Né può obiettarsi, in ordine alla preclusione de qua, argomentandosi come, in grado di appello, la controparte abbia sempre la possibilità di produrre documenti ai sensi dell’art. 58 citato, laddove si interpretasse tale disposto affermando che per la produzione delle prove documentali non operi il principio della novità. Con ciò facendone discendere la possibilità di produzione in primo grado oltre la preclusione di legge.

Invero il secondo comma del citato articolo 58 non è volto a sanare comportamenti omissivi delle parti, ma solo a garantire la correttezza del procedimento, cosicché non è possibile ammettere il deposito di documenti, come nel caso di specie, tardivamente depositati in primo grado, in quanto gli stessi non possiedono il requisito della novità essendo nella disponibilità della parte sin dall’introduzione della lite. Data la particolarità della vicenda le spese si compensano.

P.Q.M.

Accoglie il ricorso. Spese compensate.

Catanzaro il 19 febbraio 2024.


COMMENTO REDAZIONALEViene confermato il carattere perentorio dei termini previsti dall’art. 32 D.lgs. 546/1992 per il deposito di memorie e documenti nel processo tributario.

In particolare, le produzioni documentali non sono ammissibili se effettuate oltre il termine di venti giorni liberi anteriori all’udienza di trattazione del merito della controversia, di cui all’art. 32, comma 1, D.lgs. 546/1992.

La perentorietà dei predetti termini, pur non essendo espressamente dichiarata dalla legge, è infatti finalizzata a garantire il rispetto del principio del contraddittorio e la tutela del diritto di difesa della controparte, la quale deve poter disporre di un congruo termine per poter prendere contezza delle produzioni avversarie e preparare le proprie difese al riguardo.

Inoltre, come tutte le disposizioni relative ai termini processuali, anche l’art. 32 D.lgs. 546/1992 deve considerarsi una norma di ordine pubblico, dettata anche a tutela dell’interesse pubblico al rapido ed efficiente svolgimento del processo e alla sua ragionevole durata: di conseguenza, la sua violazione è rilevabile anche d’ufficio dal giudice, in ogni stato e grado del giudizio, anche qualora la controparte nulla abbia eccepito in merito.

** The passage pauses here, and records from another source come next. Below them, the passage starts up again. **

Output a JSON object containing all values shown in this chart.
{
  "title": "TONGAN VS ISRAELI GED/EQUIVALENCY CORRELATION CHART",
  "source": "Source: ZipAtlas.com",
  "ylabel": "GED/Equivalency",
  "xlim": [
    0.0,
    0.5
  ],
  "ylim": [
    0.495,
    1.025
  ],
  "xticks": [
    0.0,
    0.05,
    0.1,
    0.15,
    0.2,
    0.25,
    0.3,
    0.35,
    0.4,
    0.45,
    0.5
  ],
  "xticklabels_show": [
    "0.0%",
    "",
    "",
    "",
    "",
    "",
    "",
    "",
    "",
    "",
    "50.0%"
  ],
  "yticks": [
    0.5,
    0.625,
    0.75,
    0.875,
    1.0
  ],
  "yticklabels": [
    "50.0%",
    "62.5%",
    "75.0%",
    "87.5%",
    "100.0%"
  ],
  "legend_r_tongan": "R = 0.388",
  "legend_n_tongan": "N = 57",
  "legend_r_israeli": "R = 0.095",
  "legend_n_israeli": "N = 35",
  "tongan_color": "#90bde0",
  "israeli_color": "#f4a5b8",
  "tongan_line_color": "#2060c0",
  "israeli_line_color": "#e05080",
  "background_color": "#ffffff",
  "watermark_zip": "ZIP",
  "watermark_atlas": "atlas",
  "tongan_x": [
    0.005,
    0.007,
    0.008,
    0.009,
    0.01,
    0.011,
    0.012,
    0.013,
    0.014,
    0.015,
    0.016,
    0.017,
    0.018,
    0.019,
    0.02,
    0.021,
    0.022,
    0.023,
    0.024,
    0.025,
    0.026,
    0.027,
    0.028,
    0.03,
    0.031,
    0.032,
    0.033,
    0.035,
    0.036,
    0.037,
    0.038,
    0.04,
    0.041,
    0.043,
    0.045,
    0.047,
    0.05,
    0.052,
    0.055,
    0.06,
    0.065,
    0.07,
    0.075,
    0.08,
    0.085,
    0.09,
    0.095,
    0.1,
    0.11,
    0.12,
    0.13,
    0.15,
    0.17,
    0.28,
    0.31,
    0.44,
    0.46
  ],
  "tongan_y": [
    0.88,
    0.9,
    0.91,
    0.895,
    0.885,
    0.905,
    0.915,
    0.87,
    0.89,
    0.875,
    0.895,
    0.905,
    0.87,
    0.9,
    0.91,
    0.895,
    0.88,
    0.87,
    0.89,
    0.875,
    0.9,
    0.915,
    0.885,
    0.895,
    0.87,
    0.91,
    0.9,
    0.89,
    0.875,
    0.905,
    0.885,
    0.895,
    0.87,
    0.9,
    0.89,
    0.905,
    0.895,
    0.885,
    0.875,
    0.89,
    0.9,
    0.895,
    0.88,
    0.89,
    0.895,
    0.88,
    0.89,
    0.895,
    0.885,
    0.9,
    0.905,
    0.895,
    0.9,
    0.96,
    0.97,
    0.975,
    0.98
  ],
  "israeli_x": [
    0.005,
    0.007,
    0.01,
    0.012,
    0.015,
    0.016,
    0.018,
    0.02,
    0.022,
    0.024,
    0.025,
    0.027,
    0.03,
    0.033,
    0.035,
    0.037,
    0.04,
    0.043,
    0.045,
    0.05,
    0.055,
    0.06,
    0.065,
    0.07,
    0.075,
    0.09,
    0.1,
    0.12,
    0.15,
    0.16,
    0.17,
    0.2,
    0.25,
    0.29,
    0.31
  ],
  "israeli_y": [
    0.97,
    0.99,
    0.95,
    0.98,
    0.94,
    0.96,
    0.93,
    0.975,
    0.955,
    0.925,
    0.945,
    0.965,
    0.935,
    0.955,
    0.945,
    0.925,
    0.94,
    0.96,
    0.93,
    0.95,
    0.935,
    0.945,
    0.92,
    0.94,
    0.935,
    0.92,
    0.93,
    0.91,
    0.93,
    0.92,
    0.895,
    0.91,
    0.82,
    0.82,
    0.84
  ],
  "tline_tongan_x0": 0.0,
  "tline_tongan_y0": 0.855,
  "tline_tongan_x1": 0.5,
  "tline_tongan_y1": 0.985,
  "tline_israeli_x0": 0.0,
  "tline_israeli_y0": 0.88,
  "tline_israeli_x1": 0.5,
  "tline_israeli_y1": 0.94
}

In applicazione di tale principio, viene accolto il ricorso della società contribuente contro un’intimazione di pagamento, nel quale si lamentava l’omessa notificazione delle cartelle presupposte, dovendosi considerare nulla la produzione documentale dei relativi referti di notifica, effettuata dall’Agente della Riscossione oltre il predetto termine perentorio.